In granting the execution stay, the Texas Court of Criminal Appeals asked that the Brownsville trial judge in charge of Lucio’s case — Gabriela Garcia — review four claims her lawyers have made: whether prosecutors used false evidence to convict her; whether previously unavailable scientific evidence would have prevented her conviction; whether she is actually innocent; and whether prosecutors suppressed evidence that would have been favorable to her defense.

Tivon Schardl, one of Lucio’s attorneys, said that before there’s a hearing to consider new evidence in the case, rulings will have to be made on two defense motions to recuse Garcia and Cameron County District Attorney Luis Saenz over allegations of conflict of interest and due process violations. Lucio’s attorney at her 2008 trial is now a prosecutor in Saenz’s office. Garcia’s court administrator is the wife of Lucio’s trial attorney, and also served as his paralegal.

“We hope that going forward reason and science will carry the day and Melissa will get a recommendation from the trial court joined by the state of Texas to get a new trial,” Schardl said.

No timetable has been set for when Garcia will begin reviewing Lucio’s case. But a final decision on whether she gets a new trial could be years away.

Saenz said Monday he welcomed the opportunity to have a courtroom review of the case. He has previously expressed doubts about claims by Lucio’s defense attorneys that new evidence will exonerate her.

On Wednesday, a rally was planned outside the courthouse in Brownsville to ask that Saenz drop the case against Lucio.

“She’ll never get another execution date. She’ll be free. It’s just a question of when,” said Abe Bonowitz, executive director of Death Penalty Action, a national anti-death penalty group that’s helping organize Thursday’s rally.

Stanley Schneider, a Houston defense attorney not connected to the case and who has defended death row inmates, said the appeals court ordered review shows that “there are real questions that challenge the validity of the conviction.”

Letitia Quinones, a Houston defense attorney also not connected to the case, said Lucio’s lawyers still have a “very difficult task” ahead of them as it’s rare to overturn a conviction in Texas.

“If (the evidence) exists in the fashion that her defense attorneys have spelled out … she has a really good chance,” Quinones said.

But Dunham said the case of Texas death row inmate Rodney Reed is a good example of the difficulties that might be ahead for Lucio.

Reed got an execution stay and an appeals court ordered review of his case in November 2019 days before he was to be executed for the 1996 killing of 19-year-old Stacey Stites. Like in Lucio’s case Reed’s supporters say new evidence has raised serious doubt about his guilt and he garnered support from celebrities and lawmakers.

But last year, a judge declined to recommend a new trial for Reed. On Monday, the U.S. Supreme Court agreed to hear an appeal by Reed over his efforts to test evidence in his case.
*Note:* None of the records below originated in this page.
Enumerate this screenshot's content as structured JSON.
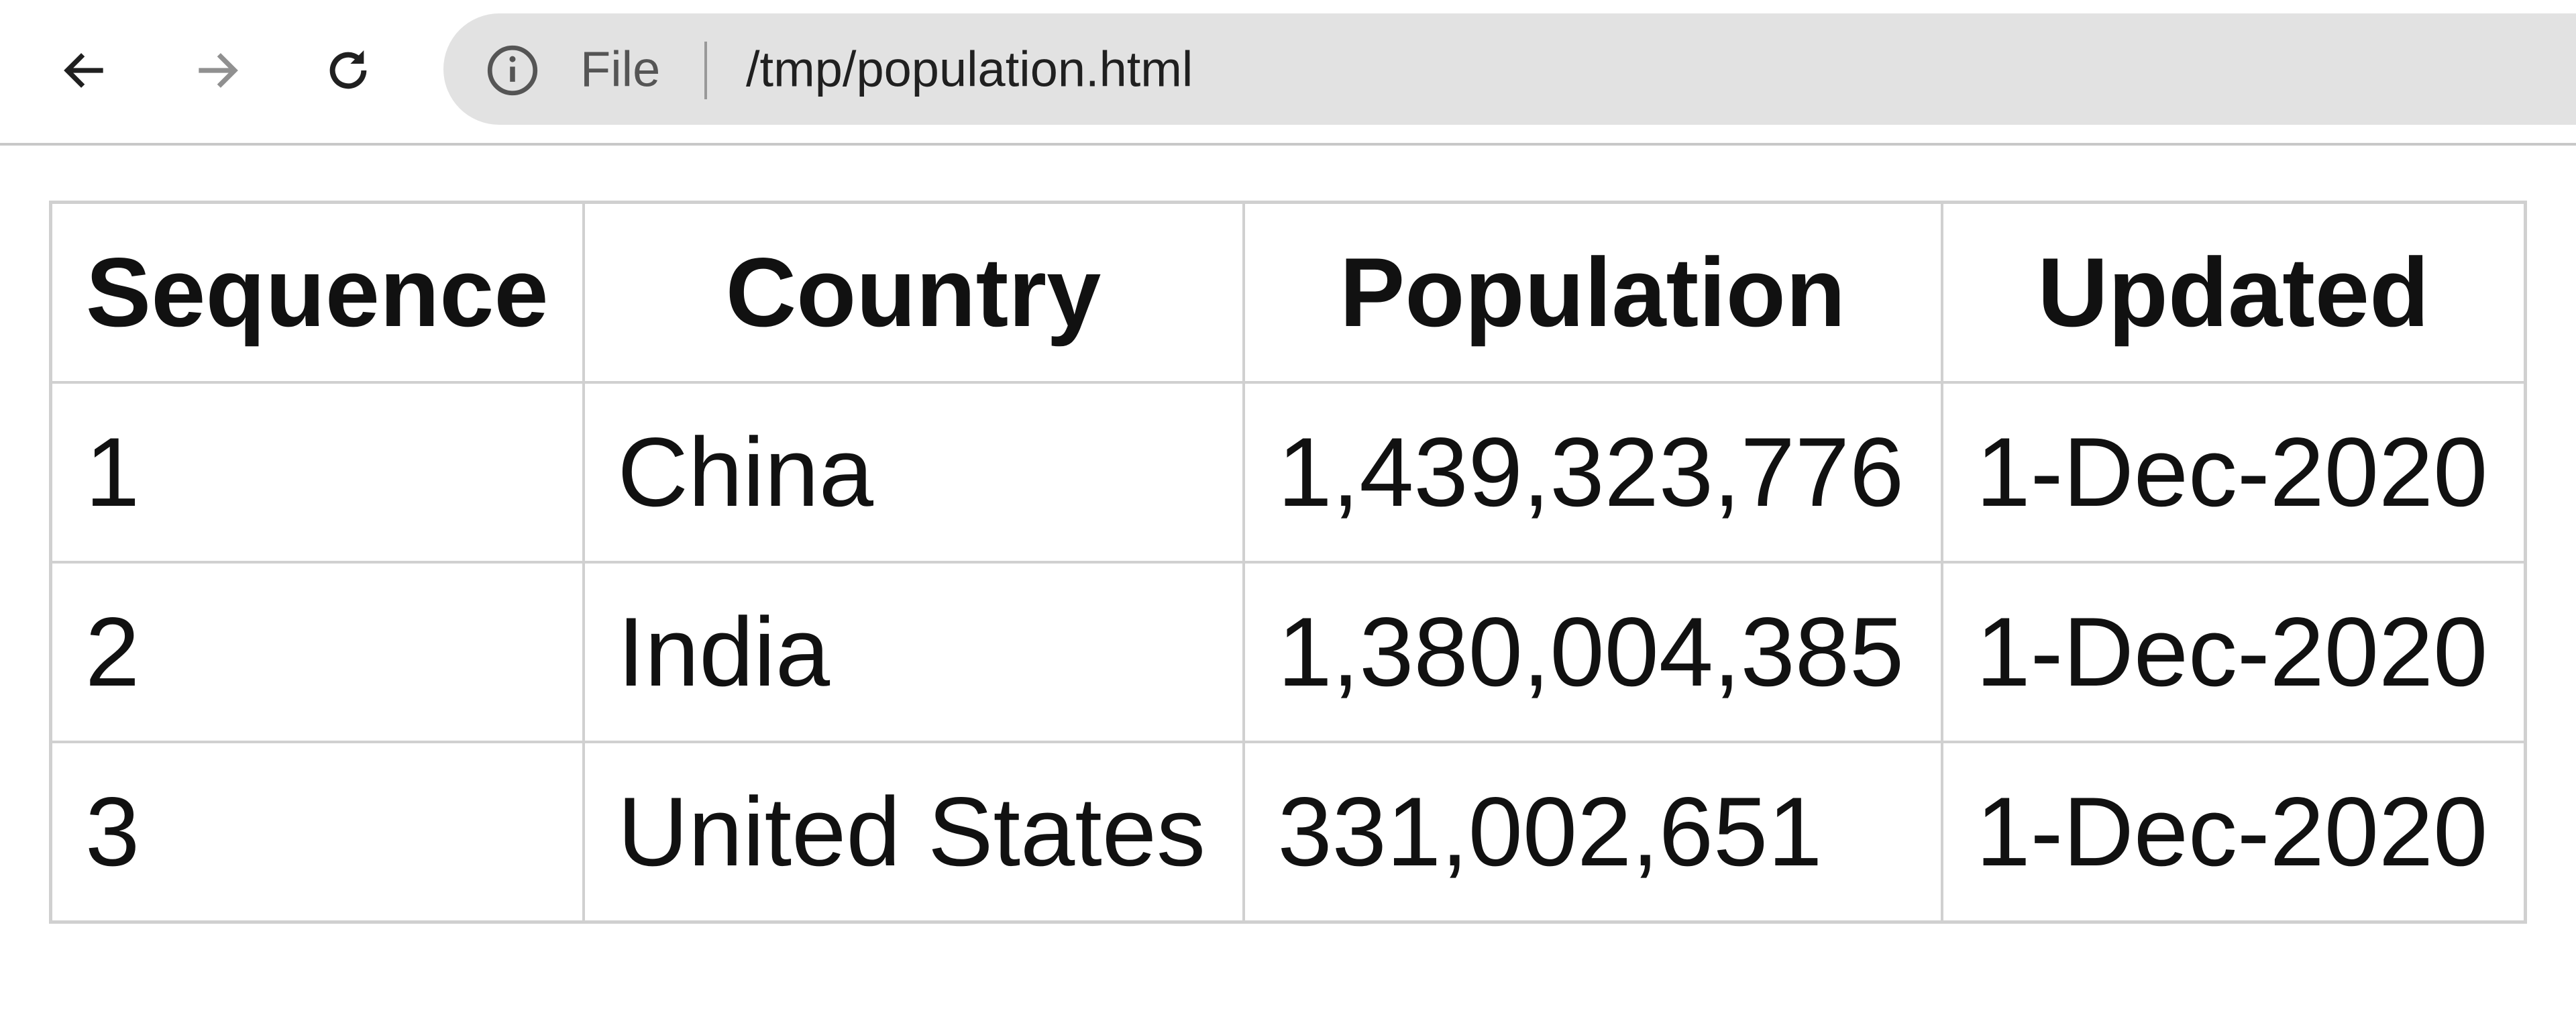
{
  "browser": {
    "scheme_label": "File",
    "url": "/tmp/population.html"
  },
  "table": {
    "header": [
      "Sequence",
      "Country",
      "Population",
      "Updated"
    ],
    "rows": [
      [
        "1",
        "China",
        "1,439,323,776",
        "1-Dec-2020"
      ],
      [
        "2",
        "India",
        "1,380,004,385",
        "1-Dec-2020"
      ],
      [
        "3",
        "United States",
        "331,002,651",
        "1-Dec-2020"
      ]
    ]
  }
}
“Like Lucio, Reed has extraordinarily strong evidence of innocence and yet the Bastrop County judge ignored it,” said Dunham, whose group takes no position on capital punishment but has criticized the way states carry out executions.

In the case of Texas death row inmate Rigoberto Avila Jr., who alleged his conviction was based on false and outdated scientific evidence, a judge recommended a new trial, but the appeals court in March 2020 rejected the recommendation, Dunham said.